Second, I loosened the handlebar bolts and rotated the handlebars to the side. This got them out of the way of interfering with each other, and it’s a simple process to lock them down again when you take the bikes off. It’s an additional step I was hoping not to have to take, but the solution is simple enough.

Once I had done this I got both bikes mounted with minimal difficulty and the rack appeared to be far enough away from the car to not interfere with cornering. The real test will be an actual trip.

This past weekend we headed to Kilen Woods State Park, and even though we were only planning a short trip, we brought the bikes along anyway. I loosened the handlebars and rotated them to the side, and mounted each bike on the frame. It took a bit of fiddling to get all of the attachment points in just the right spot, but once I did, everything locked down secure. The only issue I ran in to was that things were a bit tight with the racks on our bikes. It still all fit, but it was snug.

Once loaded we headed out for a 3 hour trip. Although there appeared to be a fair amount of sway in the arms of the “V”, the actual rack components stayed put, and were solid the entire time. The bars that the bikes are attached to comes with padding that helps ensure your bike don’t bang around too much. When we arrived to our destination, it appeared that everything worked as advertised.

On Saturday I pulled the bikes off the rack and we did a short ride. It didn’t take very long at all to get them set back up, just tightening a couple of bolts. Putting them back on the race was also pretty simple. The entire process only took 5-10 minutes total.

Even though it’s only been one trip, I’m feeling pretty good about the Bikewing. It does what it’s advertised to do, and aside from dealing with the drop bars, it was simple and easy to work with. We got our bikes to and from our campsite with no issues, however, I do think a future purchase will be a cover for each bike for during travel. A lot of dirt and grit gets kicked up from behind the car, and some protection would be good.

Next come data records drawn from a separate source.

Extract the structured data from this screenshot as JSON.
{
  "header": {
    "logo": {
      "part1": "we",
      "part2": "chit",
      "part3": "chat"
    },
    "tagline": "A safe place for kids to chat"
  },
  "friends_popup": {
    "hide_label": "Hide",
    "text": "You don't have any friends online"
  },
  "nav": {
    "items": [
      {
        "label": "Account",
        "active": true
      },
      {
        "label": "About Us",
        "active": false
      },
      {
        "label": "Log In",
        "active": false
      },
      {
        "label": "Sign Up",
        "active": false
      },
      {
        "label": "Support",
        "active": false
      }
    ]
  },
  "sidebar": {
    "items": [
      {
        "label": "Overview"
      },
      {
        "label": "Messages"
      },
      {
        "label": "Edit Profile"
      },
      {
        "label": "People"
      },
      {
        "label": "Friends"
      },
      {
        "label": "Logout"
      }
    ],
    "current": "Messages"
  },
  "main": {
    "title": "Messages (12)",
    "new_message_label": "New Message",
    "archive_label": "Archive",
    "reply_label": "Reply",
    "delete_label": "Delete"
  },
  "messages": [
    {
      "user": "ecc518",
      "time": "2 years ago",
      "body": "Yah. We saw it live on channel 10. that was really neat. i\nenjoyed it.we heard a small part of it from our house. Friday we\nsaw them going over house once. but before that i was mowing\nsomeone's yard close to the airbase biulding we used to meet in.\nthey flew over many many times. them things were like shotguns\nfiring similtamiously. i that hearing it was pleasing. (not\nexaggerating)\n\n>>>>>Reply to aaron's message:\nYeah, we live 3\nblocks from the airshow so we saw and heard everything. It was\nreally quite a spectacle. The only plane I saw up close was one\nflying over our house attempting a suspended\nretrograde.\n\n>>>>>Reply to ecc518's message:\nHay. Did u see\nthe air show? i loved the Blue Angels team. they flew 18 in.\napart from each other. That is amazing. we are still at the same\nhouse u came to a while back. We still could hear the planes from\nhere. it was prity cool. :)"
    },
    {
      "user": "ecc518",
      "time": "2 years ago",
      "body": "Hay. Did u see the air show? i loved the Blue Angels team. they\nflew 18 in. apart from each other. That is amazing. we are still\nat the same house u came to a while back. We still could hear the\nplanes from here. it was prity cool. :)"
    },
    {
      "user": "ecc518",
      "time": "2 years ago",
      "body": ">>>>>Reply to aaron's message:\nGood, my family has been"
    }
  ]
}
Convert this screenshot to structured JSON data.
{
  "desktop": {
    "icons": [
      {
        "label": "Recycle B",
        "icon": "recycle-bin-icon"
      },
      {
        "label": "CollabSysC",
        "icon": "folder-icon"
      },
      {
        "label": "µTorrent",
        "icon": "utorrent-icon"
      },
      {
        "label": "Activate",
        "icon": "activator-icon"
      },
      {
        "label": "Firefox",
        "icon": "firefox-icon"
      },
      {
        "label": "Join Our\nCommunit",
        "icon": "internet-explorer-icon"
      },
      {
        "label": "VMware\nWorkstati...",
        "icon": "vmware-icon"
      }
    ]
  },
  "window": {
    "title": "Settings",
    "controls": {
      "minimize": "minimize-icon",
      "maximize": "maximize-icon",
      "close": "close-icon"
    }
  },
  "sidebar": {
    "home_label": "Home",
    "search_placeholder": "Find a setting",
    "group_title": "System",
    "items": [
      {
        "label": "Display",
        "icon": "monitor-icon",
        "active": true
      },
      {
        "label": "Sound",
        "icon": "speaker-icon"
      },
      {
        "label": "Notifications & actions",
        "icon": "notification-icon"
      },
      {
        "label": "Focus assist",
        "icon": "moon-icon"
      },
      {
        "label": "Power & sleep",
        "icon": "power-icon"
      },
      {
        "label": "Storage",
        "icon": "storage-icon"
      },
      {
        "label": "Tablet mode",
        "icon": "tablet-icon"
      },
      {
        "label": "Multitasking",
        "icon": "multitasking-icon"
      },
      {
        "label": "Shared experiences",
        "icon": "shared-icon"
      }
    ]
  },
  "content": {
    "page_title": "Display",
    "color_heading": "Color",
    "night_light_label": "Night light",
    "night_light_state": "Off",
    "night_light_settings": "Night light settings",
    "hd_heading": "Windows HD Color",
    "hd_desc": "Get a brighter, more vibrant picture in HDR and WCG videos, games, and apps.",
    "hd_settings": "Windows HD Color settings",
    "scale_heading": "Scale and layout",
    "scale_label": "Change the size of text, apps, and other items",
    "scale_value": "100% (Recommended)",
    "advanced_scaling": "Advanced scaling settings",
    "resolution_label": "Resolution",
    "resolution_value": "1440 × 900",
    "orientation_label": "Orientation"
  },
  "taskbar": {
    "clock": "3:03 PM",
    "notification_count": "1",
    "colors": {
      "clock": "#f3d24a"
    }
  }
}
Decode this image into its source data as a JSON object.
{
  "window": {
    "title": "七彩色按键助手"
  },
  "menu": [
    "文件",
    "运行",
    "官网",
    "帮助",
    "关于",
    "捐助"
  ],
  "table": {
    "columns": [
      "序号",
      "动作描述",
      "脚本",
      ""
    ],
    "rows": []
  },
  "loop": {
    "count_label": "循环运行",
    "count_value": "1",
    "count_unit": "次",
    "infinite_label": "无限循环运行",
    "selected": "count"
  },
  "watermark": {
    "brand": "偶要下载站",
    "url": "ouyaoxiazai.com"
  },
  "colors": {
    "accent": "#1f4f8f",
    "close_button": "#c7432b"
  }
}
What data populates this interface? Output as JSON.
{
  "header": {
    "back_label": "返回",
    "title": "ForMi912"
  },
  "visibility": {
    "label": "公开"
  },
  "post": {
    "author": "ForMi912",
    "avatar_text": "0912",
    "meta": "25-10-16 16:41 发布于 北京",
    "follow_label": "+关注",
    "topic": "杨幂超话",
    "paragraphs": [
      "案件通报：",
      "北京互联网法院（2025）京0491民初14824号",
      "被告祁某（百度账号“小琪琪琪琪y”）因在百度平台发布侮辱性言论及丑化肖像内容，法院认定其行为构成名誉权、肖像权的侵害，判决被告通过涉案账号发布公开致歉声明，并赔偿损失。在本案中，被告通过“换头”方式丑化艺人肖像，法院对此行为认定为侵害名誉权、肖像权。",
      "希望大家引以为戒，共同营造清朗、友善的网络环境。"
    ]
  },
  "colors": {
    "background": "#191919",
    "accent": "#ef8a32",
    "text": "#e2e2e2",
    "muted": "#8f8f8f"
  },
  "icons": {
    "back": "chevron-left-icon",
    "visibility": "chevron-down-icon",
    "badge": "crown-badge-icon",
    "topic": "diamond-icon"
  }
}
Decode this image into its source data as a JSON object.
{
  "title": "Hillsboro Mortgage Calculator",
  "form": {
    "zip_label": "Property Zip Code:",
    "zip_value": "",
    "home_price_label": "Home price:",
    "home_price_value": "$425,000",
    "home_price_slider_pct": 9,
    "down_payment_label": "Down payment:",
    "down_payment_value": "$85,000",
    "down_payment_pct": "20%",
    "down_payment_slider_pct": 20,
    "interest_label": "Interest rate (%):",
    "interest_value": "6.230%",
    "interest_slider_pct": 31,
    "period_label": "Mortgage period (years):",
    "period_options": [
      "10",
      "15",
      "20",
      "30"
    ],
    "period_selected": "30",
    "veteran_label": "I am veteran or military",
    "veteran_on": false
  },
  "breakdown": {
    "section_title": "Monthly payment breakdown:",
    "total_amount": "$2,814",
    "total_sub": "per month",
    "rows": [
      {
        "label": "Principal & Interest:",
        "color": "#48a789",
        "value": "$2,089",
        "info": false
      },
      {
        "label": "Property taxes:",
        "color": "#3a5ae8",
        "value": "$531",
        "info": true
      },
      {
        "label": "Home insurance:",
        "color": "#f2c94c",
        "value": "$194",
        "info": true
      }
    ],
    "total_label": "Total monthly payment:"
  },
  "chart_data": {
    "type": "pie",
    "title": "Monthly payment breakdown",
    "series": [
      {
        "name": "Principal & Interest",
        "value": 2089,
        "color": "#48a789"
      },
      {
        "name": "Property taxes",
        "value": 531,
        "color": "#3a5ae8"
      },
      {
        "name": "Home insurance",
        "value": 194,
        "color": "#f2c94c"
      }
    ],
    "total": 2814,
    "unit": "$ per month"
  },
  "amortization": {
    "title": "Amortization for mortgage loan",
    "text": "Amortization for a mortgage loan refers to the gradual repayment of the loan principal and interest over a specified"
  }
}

It’s taken quite a while, but I think I’ve finally found something that will work well for our needs. Additionally, if we every upgrade our trailer, there’s a different mounting system that works with A-frame style hitches, so I’d just need to swap out that one part, and could continue to use the wing. If you’ve got a trailer and are struggling with how to transport your bikes, this is certainly something to check out.